Skip to content

[Quality Evaluator] Improvement - Object Storage Data profiling new endpoint

Goals:

  • Implement a new endpoint to enable the Object Storage (MinIO in this case) URL of the file (Parquet file) as a parameter pointing to the data to be profiled.
  • Update the KPIs computation. Consider the most efficient method for computing KPIs when working with Parquet files. For UDRG computation, the suggestion here is to use the UDRG as a Python Library and avoid REST API Calls.

Note on Parquet format: parquet files in Spark optimize storage and processing efficiency by providing columnar storage, compression, and faster query performance.

Proposal (draft): Datamite_Discovery_Connectors_12_

Considerations:

  • The return KPIs (1,2) remains the same JSON structure but now with several columns instead of a single one. The return response model must be revised.
  • A new payload must be designed with the URL of the Datamite internal Object Storage (MinIO).

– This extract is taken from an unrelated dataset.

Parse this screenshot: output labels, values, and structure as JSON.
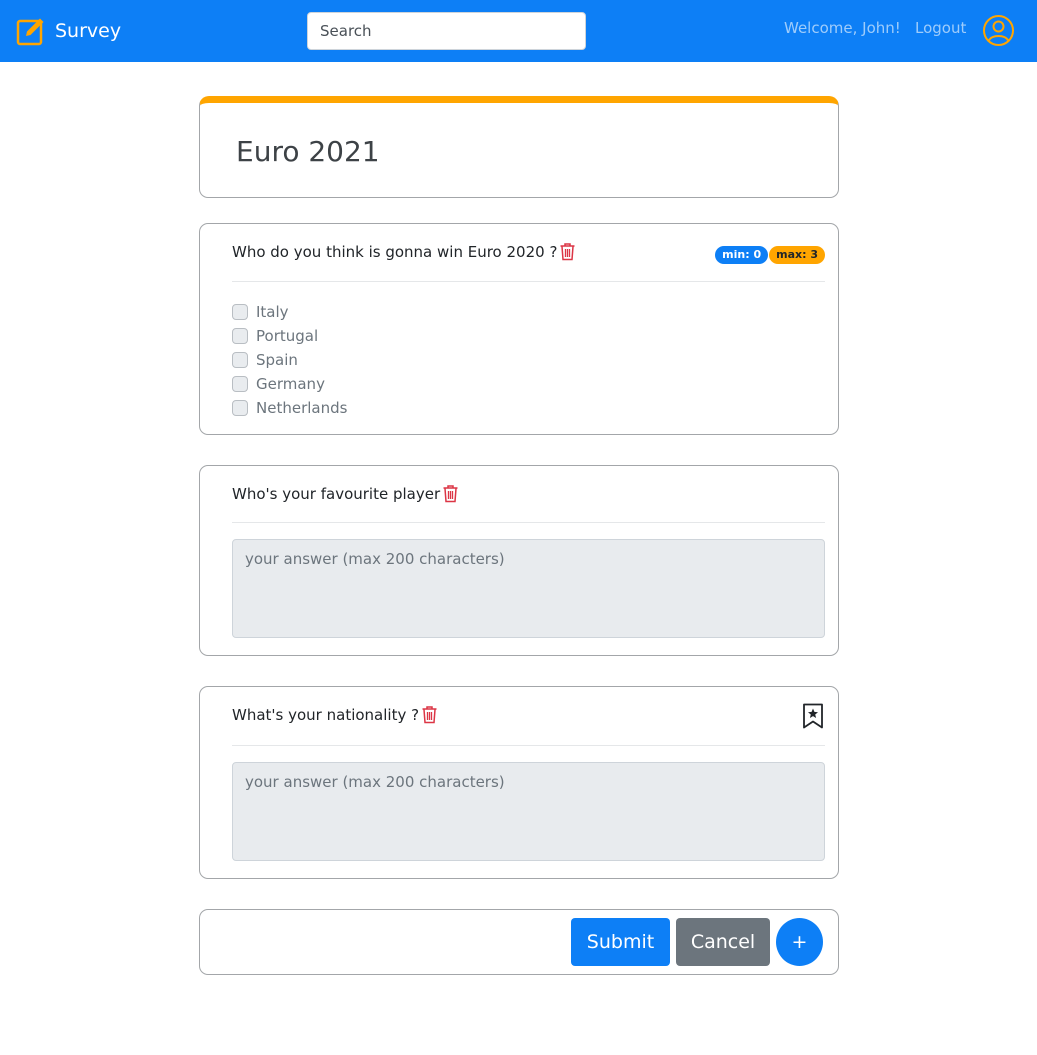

In this issue you can find an example: payload example and the attribute full description
  • Recommendation: use the UDRG service as a library rather than REST API (@imurua is up to date about that)
  • Quality Evaluator should be able to support the following types of files:
  1. Parquet file: will be generated when working with DB sources.
  2. CSV: is the current implementation for manual bulk ingestion.
  3. Other formats: pending (still open).

To address it in two iterations, we propose the following:

1st iteration (as soon as possible):

  • Start testing with parquet files (CSV also) to change the core algorithm

2nd iteration:

  • Use of the UDRG as a library instead of REST API calls.

/cc @jpla, @imurua , @marijotecnalia

Edited by Antoni Gimeno